1. Make three recipes simultaneously.

  • Recipe A (Basic): 1 cup water + 2 tablespoons dish soap
  • Recipe B (Glycerin): 1 cup water + 2 tablespoons dish soap + 1 tablespoon glycerin
  • Recipe C (Corn syrup): 1 cup water + 2 tablespoons dish soap + 1 tablespoon corn syrup

2. Let the mixtures rest. Mix gently (foaming is the enemy of bubble solution—stir slowly) and let sit for 10–15 minutes. Bubble solutions often improve with resting.

3. Establish evaluation criteria. Before testing: "We'll compare which recipe makes the biggest bubbles, which makes bubbles that last longest, and which makes bubbles that can bounce on a sweater."

4. Test each recipe systematically. Use the same wand, the same breath force, and the same testing environment for each recipe. Record results on your chart.
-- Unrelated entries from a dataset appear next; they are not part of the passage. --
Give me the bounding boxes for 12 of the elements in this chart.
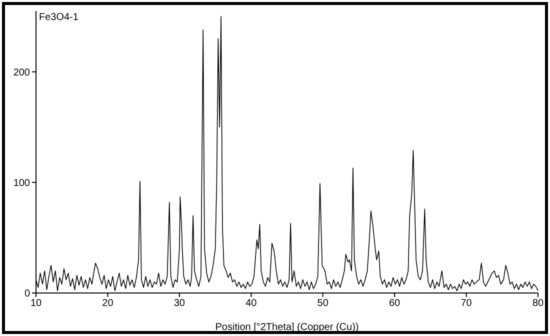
x-tick-label: 20 (102, 298, 114, 310)
x-tick-label: 30 (174, 298, 186, 310)
x-tick-label: 40 (246, 298, 258, 310)
x-tick-label: 80 (532, 298, 544, 310)
y-tick-label: 100 (13, 178, 30, 189)
x-tick-label: 70 (460, 298, 472, 310)
chart-title: Fe3O4-1 (39, 12, 78, 23)
x-tick-label: 60 (389, 298, 401, 310)
y-tick-label: 0 (24, 288, 30, 300)
x-tick-label: 50 (317, 298, 329, 310)
y-tick-label: 200 (13, 67, 30, 78)
x-tick-label: 10 (30, 298, 42, 310)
5. Test the "bounce" property. Some bubble formulations (especially with glycerin) can bounce on a soft fabric surface. After blowing a bubble, try catching it on a lightly fleece-covered surface without popping. Test each recipe for this property.
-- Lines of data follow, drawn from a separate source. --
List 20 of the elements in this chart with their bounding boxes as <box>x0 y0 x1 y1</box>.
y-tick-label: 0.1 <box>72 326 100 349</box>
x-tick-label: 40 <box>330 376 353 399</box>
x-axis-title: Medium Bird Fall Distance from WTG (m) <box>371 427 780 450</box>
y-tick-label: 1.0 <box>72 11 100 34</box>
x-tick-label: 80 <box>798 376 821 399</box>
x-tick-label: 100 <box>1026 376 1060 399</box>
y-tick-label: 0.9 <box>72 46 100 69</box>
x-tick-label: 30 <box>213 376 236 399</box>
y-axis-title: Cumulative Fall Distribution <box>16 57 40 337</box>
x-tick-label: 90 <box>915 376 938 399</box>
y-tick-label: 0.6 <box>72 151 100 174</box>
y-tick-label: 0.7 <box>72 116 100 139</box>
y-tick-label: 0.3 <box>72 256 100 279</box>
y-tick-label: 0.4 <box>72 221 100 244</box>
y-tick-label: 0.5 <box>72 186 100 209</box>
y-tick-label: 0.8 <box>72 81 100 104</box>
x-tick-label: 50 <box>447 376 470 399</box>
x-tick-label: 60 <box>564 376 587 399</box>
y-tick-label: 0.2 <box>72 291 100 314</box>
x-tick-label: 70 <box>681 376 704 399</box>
6. Identify the best recipe and discuss why. "The glycerin recipe made the strongest bubbles that lasted longest. Glycerin makes the soap film more elastic so it can stretch more without breaking." The comparison produces data; the discussion builds understanding.

🎓 Skills Your Child Will Develop

  • Formulation Chemistry — Understanding that small ingredient changes (adding glycerin) produce large property changes (stronger, longer-lasting bubbles) is the foundational concept of materials formulation—the chemistry used to design everything from medicines to plastics to food.
  • Comparative Scientific Method — Running three recipes under identical conditions and comparing results on specific criteria is multi-condition controlled experimentation.
  • Surface Tension — Understanding that soap reduces water's surface tension (allowing thin films to form) and that some additives strengthen that film builds an intuitive understanding of one of physics' most important surface phenomena.
  • Spherical Geometry — Understanding that bubbles are spherical because that shape uses the least surface area to enclose a given volume introduces the geometric concept of optimization—finding the most efficient shape for a given purpose.
  • Light and Color — Watching the iridescent colors shift across a bubble's surface as it moves introduces light wave interference in the most beautiful, accessible way available to preschool science.

Tips & Variations

  • Giant bubbles: Tie a loop of rope between two sticks and dip in the best solution. Pull through the air to make giant bubbles. Giant bubbles show the color swirls and geometry at a dramatic scale.
  • Square bubble: Construct a wire cube frame (bent wire bent into a cube shape). Dip in bubble solution, and the solution inside forms flat bubble faces—cubic, not spherical. This demonstrates that surfaces minimize their area relative to constraints.
  • Document with photography: A bubble against a dark background and good lighting produces extraordinary iridescence. Photograph the bubbles with natural light as a backdrop to capture the color interference patterns.

My Two Cents

Bubble science earns its place in childhood experience because it provides the rare combination of physical beauty and accessible physics. The colors, the geometry, the way they drift and coalesce and burst—all of it is produced by real, understandable physics that children can learn while blowing and chasing bubbles on a summer afternoon. Add the comparative formulation experiment, and you've connected that beauty to the scientific practice of improving a recipe through systematic testing.